И это в то время, когда он был с Маргарит в Сен-Клу и не помнил себя от счастья!
— Так. Дайте мне свечу, Мери. Где отец?
— Наверху, у себя в кабинете, сэр. Он ничего не ел и не ложился спать с той минуты, как случилось несчастье. Заставьте его поесть. Не поставить ли ужин на стол?
— Нет, благодарю, Мери. Идите спать. Но не запирайте буфет, чтобы я мог достать ему что-нибудь.
Энтони три раза тихонько постучался в кабинет к отцу, но никто не ответил, и он осторожно приоткрыл дверь.
(Горела только настольная лампа под зеленым абажуром, и ее мягкий свет, всегда казавшийся Энтони таким мирным, сейчас представлялся мрачным и унылым. Когда он вошел, отец поднял глаза. Его бледное, бескровное лицо и остановившийся взгляд заставили Энтони похолодеть.
— Ты приехал, — сказал он, по-видимому просто для того, чтобы что-нибудь сказать.
Энтони задул свечу и осторожно поставил подсвечник на какую-то книгу. Он подошел к отцу, сел на подлокотник кресла, обнял его за плечи и обеими руками взял холодную, безжизненную руку.
— Мне сказали внизу, — промолвил Энтони тихо.
В комнате была глубокая тишина, нарушавшаяся только легким шипением лампы, которое смешивалось в ушах Энтони с шумом его собственной крови.

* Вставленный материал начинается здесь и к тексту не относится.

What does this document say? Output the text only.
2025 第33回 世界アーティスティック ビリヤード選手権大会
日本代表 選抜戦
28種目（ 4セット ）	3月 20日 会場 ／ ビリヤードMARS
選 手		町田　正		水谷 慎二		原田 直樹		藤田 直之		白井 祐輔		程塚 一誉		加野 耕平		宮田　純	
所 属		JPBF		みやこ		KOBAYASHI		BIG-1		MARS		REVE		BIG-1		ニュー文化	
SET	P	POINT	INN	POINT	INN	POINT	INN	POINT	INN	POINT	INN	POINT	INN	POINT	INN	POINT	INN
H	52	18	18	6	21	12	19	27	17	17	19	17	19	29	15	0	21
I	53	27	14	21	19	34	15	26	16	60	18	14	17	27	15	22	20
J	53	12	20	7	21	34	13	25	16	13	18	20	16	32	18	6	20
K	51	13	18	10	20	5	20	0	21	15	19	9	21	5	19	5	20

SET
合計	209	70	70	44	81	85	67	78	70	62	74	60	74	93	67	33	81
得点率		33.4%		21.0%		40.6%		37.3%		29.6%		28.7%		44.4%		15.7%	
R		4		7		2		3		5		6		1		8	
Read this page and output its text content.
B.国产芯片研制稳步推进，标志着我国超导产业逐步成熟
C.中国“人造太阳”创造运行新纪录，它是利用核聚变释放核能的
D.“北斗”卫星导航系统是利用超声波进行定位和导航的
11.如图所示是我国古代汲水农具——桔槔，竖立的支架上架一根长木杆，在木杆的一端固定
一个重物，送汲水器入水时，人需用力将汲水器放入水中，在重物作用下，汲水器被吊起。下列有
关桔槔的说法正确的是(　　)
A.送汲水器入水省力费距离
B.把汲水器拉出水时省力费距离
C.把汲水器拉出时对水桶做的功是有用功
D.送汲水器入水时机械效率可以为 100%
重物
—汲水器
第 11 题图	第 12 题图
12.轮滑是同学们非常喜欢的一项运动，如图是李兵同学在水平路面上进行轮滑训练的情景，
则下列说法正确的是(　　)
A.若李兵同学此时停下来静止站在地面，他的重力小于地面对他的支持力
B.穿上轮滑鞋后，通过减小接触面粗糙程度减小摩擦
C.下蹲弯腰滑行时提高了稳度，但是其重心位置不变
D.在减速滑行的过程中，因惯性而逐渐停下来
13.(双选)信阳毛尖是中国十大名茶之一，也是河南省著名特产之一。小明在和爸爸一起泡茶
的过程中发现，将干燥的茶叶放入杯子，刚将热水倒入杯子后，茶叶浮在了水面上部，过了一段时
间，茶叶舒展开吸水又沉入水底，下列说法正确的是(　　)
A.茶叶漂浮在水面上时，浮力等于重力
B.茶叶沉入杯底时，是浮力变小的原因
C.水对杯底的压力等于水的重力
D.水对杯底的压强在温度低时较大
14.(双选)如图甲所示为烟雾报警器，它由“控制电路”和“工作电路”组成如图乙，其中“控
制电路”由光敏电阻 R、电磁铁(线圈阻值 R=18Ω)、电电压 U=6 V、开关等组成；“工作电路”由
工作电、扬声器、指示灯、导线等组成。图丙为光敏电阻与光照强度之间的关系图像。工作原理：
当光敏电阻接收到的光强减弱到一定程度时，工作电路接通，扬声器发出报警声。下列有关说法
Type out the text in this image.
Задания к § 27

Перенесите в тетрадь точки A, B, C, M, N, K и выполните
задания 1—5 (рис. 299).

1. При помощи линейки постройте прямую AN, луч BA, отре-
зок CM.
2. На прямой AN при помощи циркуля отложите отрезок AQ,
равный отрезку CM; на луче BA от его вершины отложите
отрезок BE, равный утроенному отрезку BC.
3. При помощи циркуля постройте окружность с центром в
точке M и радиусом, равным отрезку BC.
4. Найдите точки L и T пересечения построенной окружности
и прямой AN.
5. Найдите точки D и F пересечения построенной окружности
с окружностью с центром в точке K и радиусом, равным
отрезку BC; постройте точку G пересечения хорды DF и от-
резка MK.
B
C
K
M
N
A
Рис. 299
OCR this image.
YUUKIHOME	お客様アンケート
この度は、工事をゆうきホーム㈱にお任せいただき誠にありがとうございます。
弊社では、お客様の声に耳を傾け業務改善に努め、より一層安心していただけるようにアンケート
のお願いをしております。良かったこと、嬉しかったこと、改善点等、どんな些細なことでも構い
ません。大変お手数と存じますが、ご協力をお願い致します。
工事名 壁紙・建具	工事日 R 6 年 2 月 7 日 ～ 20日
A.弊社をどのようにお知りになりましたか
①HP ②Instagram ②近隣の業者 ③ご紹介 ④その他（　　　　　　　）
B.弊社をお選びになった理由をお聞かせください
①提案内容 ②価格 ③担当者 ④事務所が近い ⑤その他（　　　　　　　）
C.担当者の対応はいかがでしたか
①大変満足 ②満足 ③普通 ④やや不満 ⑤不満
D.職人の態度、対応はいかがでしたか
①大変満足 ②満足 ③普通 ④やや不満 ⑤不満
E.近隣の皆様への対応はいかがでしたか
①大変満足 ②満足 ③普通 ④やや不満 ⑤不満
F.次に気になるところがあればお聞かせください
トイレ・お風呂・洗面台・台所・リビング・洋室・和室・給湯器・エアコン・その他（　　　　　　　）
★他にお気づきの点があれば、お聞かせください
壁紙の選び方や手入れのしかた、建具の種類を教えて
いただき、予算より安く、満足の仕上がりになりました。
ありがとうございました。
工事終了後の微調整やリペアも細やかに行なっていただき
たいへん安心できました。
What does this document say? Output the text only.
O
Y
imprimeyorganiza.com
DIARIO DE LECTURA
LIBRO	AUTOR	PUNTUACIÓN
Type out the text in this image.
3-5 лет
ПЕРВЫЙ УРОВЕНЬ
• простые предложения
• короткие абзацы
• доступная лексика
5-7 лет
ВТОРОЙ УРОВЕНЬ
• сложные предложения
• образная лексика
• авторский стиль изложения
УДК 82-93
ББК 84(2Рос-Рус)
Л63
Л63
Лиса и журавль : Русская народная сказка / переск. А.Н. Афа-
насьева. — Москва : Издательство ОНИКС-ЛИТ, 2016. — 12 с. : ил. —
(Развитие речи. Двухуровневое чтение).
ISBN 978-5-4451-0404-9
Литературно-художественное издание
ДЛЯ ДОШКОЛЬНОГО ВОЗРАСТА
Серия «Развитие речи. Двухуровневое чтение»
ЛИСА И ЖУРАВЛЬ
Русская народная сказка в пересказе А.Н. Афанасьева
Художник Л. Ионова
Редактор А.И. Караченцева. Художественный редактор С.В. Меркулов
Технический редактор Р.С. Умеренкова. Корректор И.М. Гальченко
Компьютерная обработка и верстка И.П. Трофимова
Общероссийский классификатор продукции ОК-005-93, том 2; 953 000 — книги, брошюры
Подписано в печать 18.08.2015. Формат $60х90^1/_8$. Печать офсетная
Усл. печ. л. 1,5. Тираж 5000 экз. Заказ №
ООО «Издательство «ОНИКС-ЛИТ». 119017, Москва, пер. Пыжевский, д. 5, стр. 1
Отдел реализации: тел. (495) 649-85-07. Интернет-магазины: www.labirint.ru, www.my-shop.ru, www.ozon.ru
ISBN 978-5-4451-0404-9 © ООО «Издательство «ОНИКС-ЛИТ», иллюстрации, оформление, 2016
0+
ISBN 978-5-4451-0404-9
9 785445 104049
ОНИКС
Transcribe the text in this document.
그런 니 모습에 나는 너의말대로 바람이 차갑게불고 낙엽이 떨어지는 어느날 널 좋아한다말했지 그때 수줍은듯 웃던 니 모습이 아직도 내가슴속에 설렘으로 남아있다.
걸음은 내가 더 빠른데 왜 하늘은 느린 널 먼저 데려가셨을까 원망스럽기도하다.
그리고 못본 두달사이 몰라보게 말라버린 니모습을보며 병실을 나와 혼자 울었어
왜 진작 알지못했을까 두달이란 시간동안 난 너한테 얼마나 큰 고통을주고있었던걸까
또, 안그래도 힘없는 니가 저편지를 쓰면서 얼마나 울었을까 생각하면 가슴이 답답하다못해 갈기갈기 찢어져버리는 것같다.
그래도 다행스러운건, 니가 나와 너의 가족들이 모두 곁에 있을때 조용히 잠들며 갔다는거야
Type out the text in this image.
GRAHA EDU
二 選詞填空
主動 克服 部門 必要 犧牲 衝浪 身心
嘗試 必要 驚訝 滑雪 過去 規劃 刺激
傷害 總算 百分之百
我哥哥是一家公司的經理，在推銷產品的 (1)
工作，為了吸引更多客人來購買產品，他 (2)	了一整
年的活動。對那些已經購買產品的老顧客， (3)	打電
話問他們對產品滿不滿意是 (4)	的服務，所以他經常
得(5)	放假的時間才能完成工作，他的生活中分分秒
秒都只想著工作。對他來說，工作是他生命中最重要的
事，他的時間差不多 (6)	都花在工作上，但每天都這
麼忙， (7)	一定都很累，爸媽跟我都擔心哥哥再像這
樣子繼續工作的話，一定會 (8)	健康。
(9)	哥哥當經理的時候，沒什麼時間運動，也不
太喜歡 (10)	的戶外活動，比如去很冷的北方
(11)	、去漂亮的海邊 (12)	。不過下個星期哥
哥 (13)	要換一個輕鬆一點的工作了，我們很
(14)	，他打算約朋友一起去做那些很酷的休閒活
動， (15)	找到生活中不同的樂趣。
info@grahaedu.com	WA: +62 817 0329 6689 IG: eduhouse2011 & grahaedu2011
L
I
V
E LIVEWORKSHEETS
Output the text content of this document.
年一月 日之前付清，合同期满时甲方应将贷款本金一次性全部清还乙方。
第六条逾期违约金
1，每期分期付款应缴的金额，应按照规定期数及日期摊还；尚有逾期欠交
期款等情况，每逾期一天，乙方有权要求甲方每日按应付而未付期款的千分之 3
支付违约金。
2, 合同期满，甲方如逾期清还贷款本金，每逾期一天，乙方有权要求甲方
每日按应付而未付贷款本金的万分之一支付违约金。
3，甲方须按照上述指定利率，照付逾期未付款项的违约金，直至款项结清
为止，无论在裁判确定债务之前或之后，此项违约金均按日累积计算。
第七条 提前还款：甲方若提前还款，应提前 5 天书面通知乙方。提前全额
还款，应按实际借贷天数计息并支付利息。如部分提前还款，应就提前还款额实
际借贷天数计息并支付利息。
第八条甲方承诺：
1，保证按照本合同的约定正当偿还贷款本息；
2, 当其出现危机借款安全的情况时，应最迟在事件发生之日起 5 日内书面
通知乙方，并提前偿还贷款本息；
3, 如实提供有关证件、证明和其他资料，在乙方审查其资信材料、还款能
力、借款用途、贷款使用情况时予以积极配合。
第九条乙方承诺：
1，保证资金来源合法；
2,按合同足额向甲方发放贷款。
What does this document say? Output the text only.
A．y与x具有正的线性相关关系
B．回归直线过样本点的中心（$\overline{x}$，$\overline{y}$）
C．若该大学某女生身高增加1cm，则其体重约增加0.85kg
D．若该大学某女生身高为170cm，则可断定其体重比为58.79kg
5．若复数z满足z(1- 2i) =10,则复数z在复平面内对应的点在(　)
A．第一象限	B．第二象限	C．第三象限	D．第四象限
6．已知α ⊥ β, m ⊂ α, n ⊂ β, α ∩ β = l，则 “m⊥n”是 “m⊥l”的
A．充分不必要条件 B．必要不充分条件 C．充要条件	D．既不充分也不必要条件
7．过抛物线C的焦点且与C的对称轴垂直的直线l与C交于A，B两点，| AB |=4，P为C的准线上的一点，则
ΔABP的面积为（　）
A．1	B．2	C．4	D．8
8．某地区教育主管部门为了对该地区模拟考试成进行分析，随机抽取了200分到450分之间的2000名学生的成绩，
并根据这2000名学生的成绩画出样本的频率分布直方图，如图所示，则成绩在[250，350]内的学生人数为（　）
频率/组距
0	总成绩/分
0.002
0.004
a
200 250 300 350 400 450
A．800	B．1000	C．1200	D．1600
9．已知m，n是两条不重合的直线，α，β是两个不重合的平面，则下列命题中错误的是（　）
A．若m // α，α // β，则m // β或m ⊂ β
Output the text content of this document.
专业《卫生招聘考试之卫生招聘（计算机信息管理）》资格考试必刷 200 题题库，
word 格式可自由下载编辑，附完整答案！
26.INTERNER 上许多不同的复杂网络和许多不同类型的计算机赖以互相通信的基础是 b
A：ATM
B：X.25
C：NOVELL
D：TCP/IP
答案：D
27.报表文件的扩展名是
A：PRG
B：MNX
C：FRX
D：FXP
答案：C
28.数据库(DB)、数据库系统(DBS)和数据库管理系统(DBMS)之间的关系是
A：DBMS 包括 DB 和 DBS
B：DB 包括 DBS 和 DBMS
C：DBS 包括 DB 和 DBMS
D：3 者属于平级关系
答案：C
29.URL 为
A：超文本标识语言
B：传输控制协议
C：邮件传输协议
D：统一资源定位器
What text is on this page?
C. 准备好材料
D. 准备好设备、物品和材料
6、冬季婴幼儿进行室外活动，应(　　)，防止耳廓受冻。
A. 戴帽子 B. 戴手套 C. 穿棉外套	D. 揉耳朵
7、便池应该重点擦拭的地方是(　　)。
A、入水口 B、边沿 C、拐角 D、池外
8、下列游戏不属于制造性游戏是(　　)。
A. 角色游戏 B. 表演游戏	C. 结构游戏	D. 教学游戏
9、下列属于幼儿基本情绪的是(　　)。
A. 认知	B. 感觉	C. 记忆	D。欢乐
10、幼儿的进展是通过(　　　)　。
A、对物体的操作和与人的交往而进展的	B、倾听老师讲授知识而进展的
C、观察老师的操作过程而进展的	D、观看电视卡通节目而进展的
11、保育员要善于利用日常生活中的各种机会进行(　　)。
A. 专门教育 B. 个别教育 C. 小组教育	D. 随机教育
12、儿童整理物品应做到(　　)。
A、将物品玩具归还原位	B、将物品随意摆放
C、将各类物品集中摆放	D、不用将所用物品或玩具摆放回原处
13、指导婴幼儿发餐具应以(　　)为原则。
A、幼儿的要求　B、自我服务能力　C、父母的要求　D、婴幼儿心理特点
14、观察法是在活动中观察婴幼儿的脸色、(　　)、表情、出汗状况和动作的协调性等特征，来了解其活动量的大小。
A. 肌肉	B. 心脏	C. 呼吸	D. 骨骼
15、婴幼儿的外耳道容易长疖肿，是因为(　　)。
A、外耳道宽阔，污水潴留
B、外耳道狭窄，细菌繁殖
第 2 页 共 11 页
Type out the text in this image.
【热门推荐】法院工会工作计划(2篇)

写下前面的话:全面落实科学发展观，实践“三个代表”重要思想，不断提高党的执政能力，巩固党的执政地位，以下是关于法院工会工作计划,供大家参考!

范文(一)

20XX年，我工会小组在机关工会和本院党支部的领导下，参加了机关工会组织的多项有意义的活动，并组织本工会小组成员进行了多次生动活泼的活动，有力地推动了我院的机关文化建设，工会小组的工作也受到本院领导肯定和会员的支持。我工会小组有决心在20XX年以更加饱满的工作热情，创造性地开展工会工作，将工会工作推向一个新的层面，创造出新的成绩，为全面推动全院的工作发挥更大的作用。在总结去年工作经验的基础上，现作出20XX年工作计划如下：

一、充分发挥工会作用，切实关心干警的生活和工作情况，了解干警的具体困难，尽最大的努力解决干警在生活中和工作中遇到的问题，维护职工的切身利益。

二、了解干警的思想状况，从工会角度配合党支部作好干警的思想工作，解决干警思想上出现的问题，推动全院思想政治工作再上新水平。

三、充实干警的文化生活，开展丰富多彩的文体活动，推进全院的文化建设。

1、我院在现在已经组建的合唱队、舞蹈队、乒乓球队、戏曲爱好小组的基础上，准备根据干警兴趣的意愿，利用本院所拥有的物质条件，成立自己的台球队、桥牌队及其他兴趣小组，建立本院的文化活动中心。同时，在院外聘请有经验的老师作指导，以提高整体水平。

Отец не шевелился и ничего не говорил. Энтони поймал себя на том, что машинально читает название какой-то книги на корешке и в то же время думает: «Неужели все это действительно происходит со мной, и я должен что-то сделать, чтобы заставить его лечь спать? Но что сказать ему?»
— Она… она велела что-нибудь передать мне?
— Она не приходила в себя.
Он почувствовал, как рука отца слегка стиснула его руку, и продолжал спрашивать:
— Как это случилось?
Оттолкнув руку Тони, отец порывисто встал.
— Не мучай меня вопросами! Иди спать и оставь меня одного.
Энтони тоже встал, бледный и с ощущением такой дурноты, что ему казалось, будто свет от лампы с яростным шипением надвигался прямо на него. Как бы то ни было, надо разбить это безмолвное отчаяние отца. Он сказал очень кротко:
— Не сердись на меня, папа. Я же ничего не знаю, кроме того, что было в твоей телеграмме, и внизу они мне успели сказать только несколько слов. Ведь она мне мать.
— Прости меня, Тони. Ну, пожалуйста, оставь меня теперь… Завтра…
— Можно мне пойти взглянуть на нее?
— Нет.
— Почему?
Лицо отца исказилось, но Тони не понял — от горя или от гнева.
— Потому что я велел сейчас же запаять гроб.
Энтони с содроганием понял, что она была изувечена. Он подавил слезы и сказал опять очень кротко:
— Я не могу уйти, пока не узнаю, что произошло.
Стиснув руки за спиной, Генри Кларендон прошелся несколько раз взад и вперед по комнате.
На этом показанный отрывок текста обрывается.